You can find the G3 all around the world, as the rifle is in the top five for small arms sales.
The G36 is different. It’s actually quite rare outside of Europe. And for good reason. It’s got a bad reputation.
The G36 originated in the early ’90s. It’s renowned as a light and versatile advanced combat rifle. Many European armies and security forces adopted it. Two nations bought a production license—Spain and, interestingly enough, Saudi Arabia.
Germany has also begun sending G36s to Kurdish Peshmerga forces to help them battle Islamic State in Iraq.
There are some minor differences between versions for export and those for domestic use. The main difference between the two versions is the sights added to the integrated scope. The domestic version has an inbuilt reflex sight. The export version has iron sights.
In theory, you could break off the reflex sight to restore the iron sights. However, in practice this doesn’t work. German soldiers have tried it.
Ever since its introduction as the standard German assault rifle in December 1997, German soldiers have struggled with the G36. After all, it had to fill in for the G3, which had served well for nearly 40 years.
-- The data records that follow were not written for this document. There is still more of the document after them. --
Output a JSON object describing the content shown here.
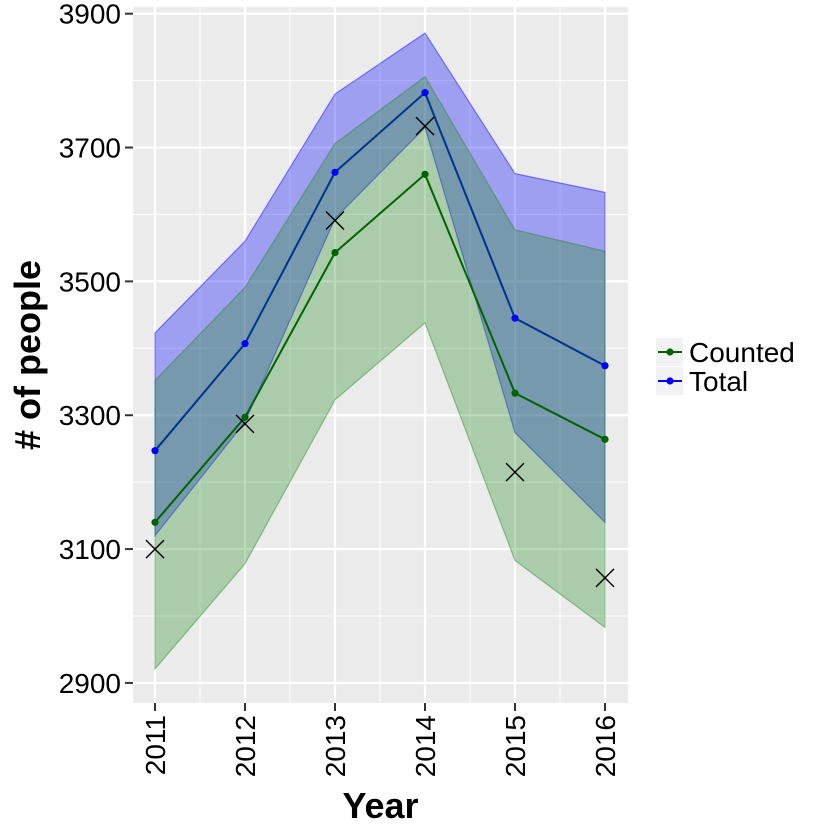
{
  "chart_data": {
    "type": "line",
    "xlabel": "Year",
    "ylabel": "# of people",
    "x": [
      "2011",
      "2012",
      "2013",
      "2014",
      "2015",
      "2016"
    ],
    "ylim": [
      2870,
      3910
    ],
    "y_ticks": [
      "2900",
      "3100",
      "3300",
      "3500",
      "3700",
      "3900"
    ],
    "grid": true,
    "panel_background": "#ebebeb",
    "legend_position": "right",
    "series": [
      {
        "name": "Counted",
        "color": "#006400",
        "band_color": "#228B22",
        "values": [
          3140,
          3297,
          3543,
          3660,
          3333,
          3264
        ],
        "lower": [
          2921,
          3078,
          3323,
          3438,
          3083,
          2983
        ],
        "upper": [
          3352,
          3491,
          3706,
          3806,
          3577,
          3545
        ]
      },
      {
        "name": "Total",
        "color": "#0000ff",
        "band_color": "#0000ff",
        "values": [
          3247,
          3407,
          3663,
          3782,
          3445,
          3374
        ],
        "lower": [
          3120,
          3290,
          3594,
          3730,
          3274,
          3140
        ],
        "upper": [
          3423,
          3560,
          3780,
          3871,
          3661,
          3633
        ]
      }
    ],
    "observed": {
      "marker": "x",
      "color": "#000000",
      "values": [
        3100,
        3287,
        3591,
        3732,
        3215,
        3057
      ]
    }
  }
}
The introduction occurred in a time of foreign policy changes. For the first time in its contemporary history, Germany took part in international operations on the Balkan. All in all, exciting times for the Bundeswehr.
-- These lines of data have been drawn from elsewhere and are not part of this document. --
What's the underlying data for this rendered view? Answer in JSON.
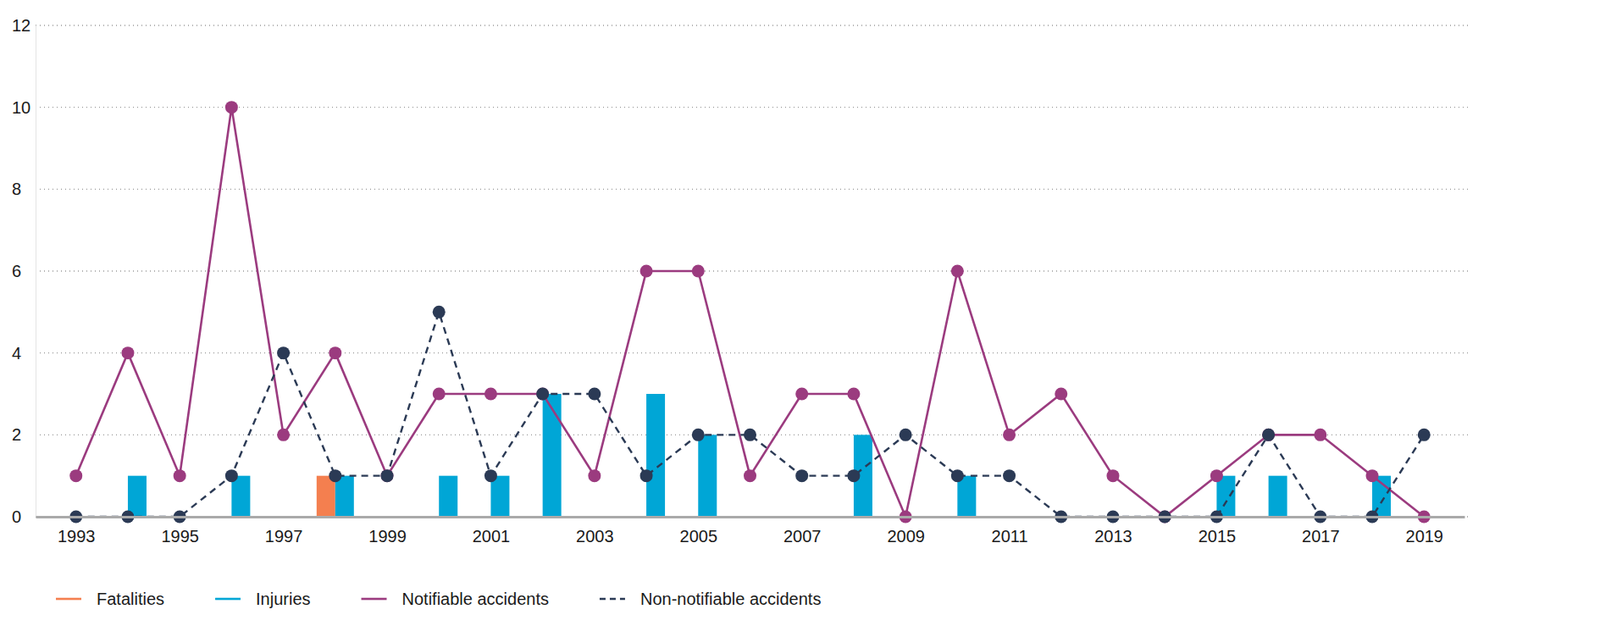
{
  "chart_data": {
    "type": "bar",
    "categories": [
      "1993",
      null,
      "1995",
      null,
      "1997",
      null,
      "1999",
      null,
      "2001",
      null,
      "2003",
      null,
      "2005",
      null,
      "2007",
      null,
      "2009",
      null,
      "2011",
      null,
      "2013",
      null,
      "2015",
      null,
      "2017",
      null,
      "2019"
    ],
    "ylim": [
      0,
      12
    ],
    "yticks": [
      0,
      2,
      4,
      6,
      8,
      10,
      12
    ],
    "grid": true,
    "legend": "bottom",
    "series": [
      {
        "name": "Fatalities",
        "type": "bar",
        "color": "#f47f4f",
        "values": [
          0,
          0,
          0,
          0,
          0,
          1,
          0,
          0,
          0,
          0,
          0,
          0,
          0,
          0,
          0,
          0,
          0,
          0,
          0,
          0,
          0,
          0,
          0,
          0,
          0,
          0,
          0
        ]
      },
      {
        "name": "Injuries",
        "type": "bar",
        "color": "#00a6d6",
        "values": [
          0,
          1,
          0,
          1,
          0,
          1,
          0,
          1,
          1,
          3,
          0,
          3,
          2,
          0,
          0,
          2,
          0,
          1,
          0,
          0,
          0,
          0,
          1,
          1,
          0,
          1,
          0
        ]
      },
      {
        "name": "Notifiable accidents",
        "type": "line",
        "color": "#9b3b7f",
        "marker": "circle",
        "line_style": "solid",
        "values": [
          1,
          4,
          1,
          10,
          2,
          4,
          1,
          3,
          3,
          3,
          1,
          6,
          6,
          1,
          3,
          3,
          0,
          6,
          2,
          3,
          1,
          0,
          1,
          2,
          2,
          1,
          0
        ]
      },
      {
        "name": "Non-notifiable accidents",
        "type": "line",
        "color": "#2b3a55",
        "marker": "circle",
        "line_style": "dashed",
        "values": [
          0,
          0,
          0,
          1,
          4,
          1,
          1,
          5,
          1,
          3,
          3,
          1,
          2,
          2,
          1,
          1,
          2,
          1,
          1,
          0,
          0,
          0,
          0,
          2,
          0,
          0,
          2
        ]
      }
    ]
  }
}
But then in 2001 the United States invaded Afghanistan and Germany joined the NATO occupying force. Meanwhile, there were rumors about inaccuracy resulting from suspected frailty in the G36’s construction.
In 2009, the Bundeswehr boosted its operations in Afghanistan. Soldiers talked about their G36s overheating in Afghanistan’s hot summers. But there was no hard evidence of that happening.
This changed on Good Friday in 2010, during the most intensive skirmish involving German troops since World War II—a firefight that left three paratroopers dead. For 10 hours, the paratroopers fought off a Taliban ambush in the Char Darrah district, together firing 28,000 rounds.
Subsequent investigations suggest no Taliban were critically injured that day—although to be fair, the report claiming so isn’t publicly available.
Helmet-camera footage and eyewitness accounts of the fight prove that the G36s overheated. Soldiers had to let them cool down before they would operate properly again.
However, by this time the German government had introduced an updated version of the G36, replacing the integrated reflex sight with a modular reflex sight.
Fast forward to the present day. Investigations have proved time and time again the rifle’s unreliability. The Ministry of Defense downplayed, disputed or interfered with the reports in order to avoid a larger scandal.
There were new reports this fall, blaming faulty ammunition and overheating for the inaccuracy. The civil servant in charge at the ministry disliked this result and asked for a second and third revision until the reporting fit the ministry’s official narrative.
But in protest, the examiner who conducted and wrote the report handed it over to the military ombudsman.
And where do we go from here? This summer the Bundeswehr halted additional purchases of G36s, due to the ongoing investigations. The political implications aren’t clear yet.
For the soldiers who must go to war with a potentially unreliable weapon, the controversy is business as usual. Few believe the official reports and fall back on firsthand experience. German soldiers tend to be suspicious of their G36s and try to keep them cool, especially their barrels.
Some hope to become a designated marksman, equipped with a scoped G3—a version of the weapon the G36 was supposed to replace.